Plaintiff argues that Defendant has engaged in two instances of inequitable conduct and is
therefore precluded from raising a restitution claim.
(See Pl.’s Mem. Supp. Mot. 10-11).
Specifically, Plaintiff claims that Defendant’s hands are unclean because:
(1) the loan
agreements violate Kentucky’s prohibition on champerty; and (2) throughout the pendency (and
after the resolution of) Plaintiff’s declaratory judgment action, Defendant filed a number of
lawsuits—including an action against Plaintiff and another against Plaintiff’s attorney in the
underlying personal injury action, Michael Breen (“Breen”)—related to the loan agreements in a
New Jersey state court. (Pl.’s Mem. Supp. Mot. 10-11).
The first instance of alleged misconduct does not bar Defendant from seeking restitution.
As noted above, given the uncertainty under Kentucky law regarding the validity of loan
agreement, it seems overly harsh to conclude that Defendant’s violation of Kentucky’s
10
champerty laws is determinative of unclean hands. (See Pl.’s Mem. Supp. Mot. 10). Likewise,
none of the lawsuits that Defendant filed after Plaintiff initiated his declaratory judgment action
amount to “fraudulent, illegal, or unconscionable conduct . . . .” Suter, 226 S.W.3d at 843.
Shortly after Plaintiff filed this declaratory judgment action—and long before this Court entered
judgments declaring that Kentucky law governed the agreements and that it was an appropriate
forum in which to adjudicate Plaintiff’s claims—Defendant initiated two lawsuits in New Jersey
state court: (1) an action to compel arbitration against Plaintiff; and (2) an action for an
accounting against Breen.
(Pl.’s Mem. Supp. Third Mot. Summ. J. Mot. Att’ys’ Fees &
Sanctions Exs. 2, 8, DN 93-2, 93-8). Given that the first two loan agreements provided that
disputes arising from them would be submitted to arbitration and governed by New Jersey law,
Defendant’s filing of the first two actions cannot be deemed unconscionable. See Curtin v.

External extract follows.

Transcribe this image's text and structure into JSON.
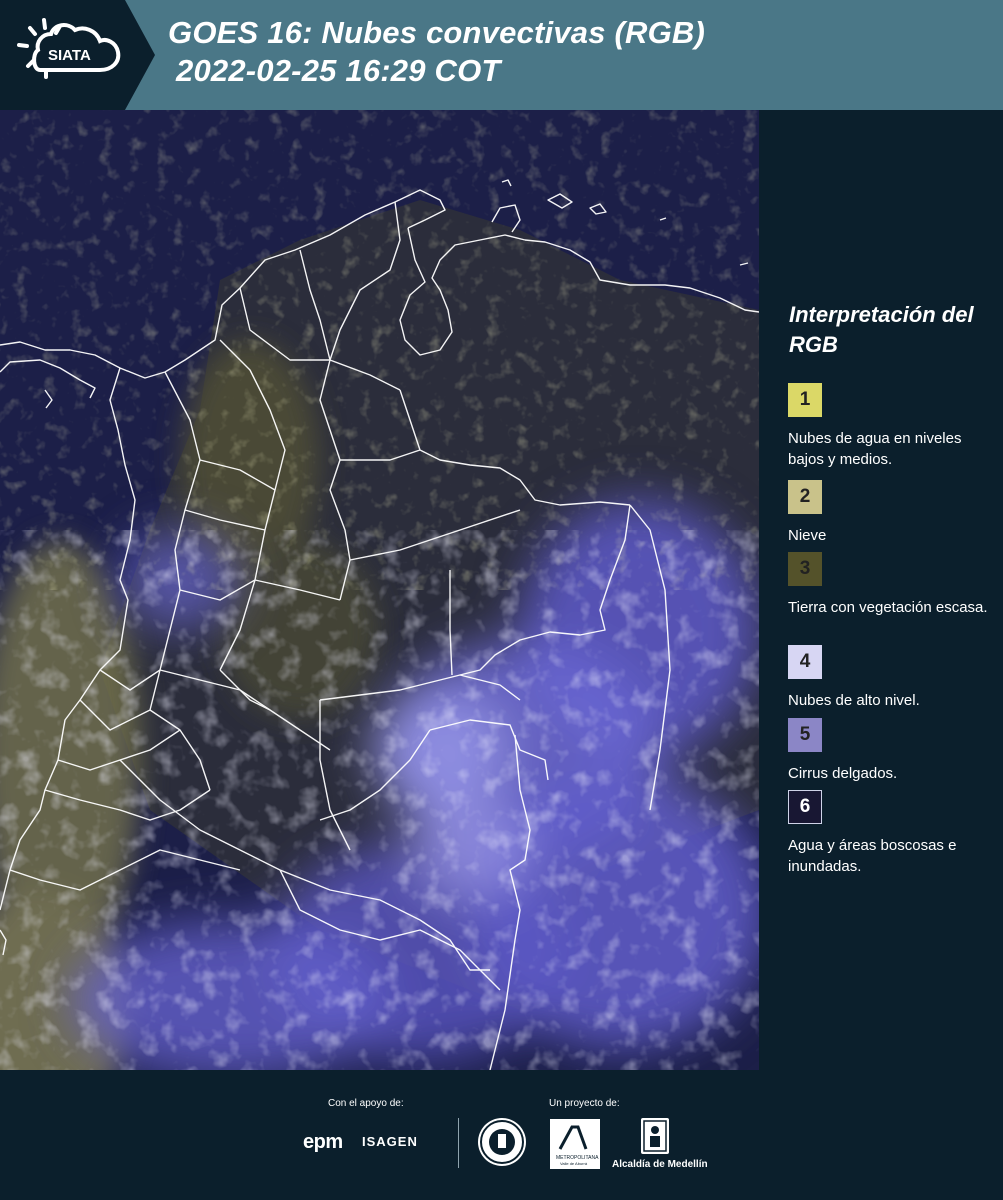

Benson, 222 U.S. 78, 85-86 (1911) (noting that an “honest assertion of rights” is not tantamount
to unclean hands or unconscionable conduct). Further, while Defendant filed its third lawsuit
after this Court had already held the loan agreements unenforceable, that action was filed against
Breen, not against Plaintiff.4
In sum, the Court finds that Cougler, Varner, and the doctrine of unclean hands do not
preclude Defendant from raising a claim for restitution/unjust enrichment. Given that Plaintiff
does not contest that Defendant has presented undisputed facts supporting each of the three
elements of an unjust enrichment claim, the Court finds that Defendant is entitled to summary
judgment with respect to its unjust enrichment claim.
4
Defendant’s third lawsuit alleged, inter alia, that Breen violated certain agreements executed
alongside the loan agreements. (Pl.’s Mem. Supp. Third Mot. Summ. J. Mot. Att’ys’ Fees &
Sanctions Ex. 6, DN 93-6).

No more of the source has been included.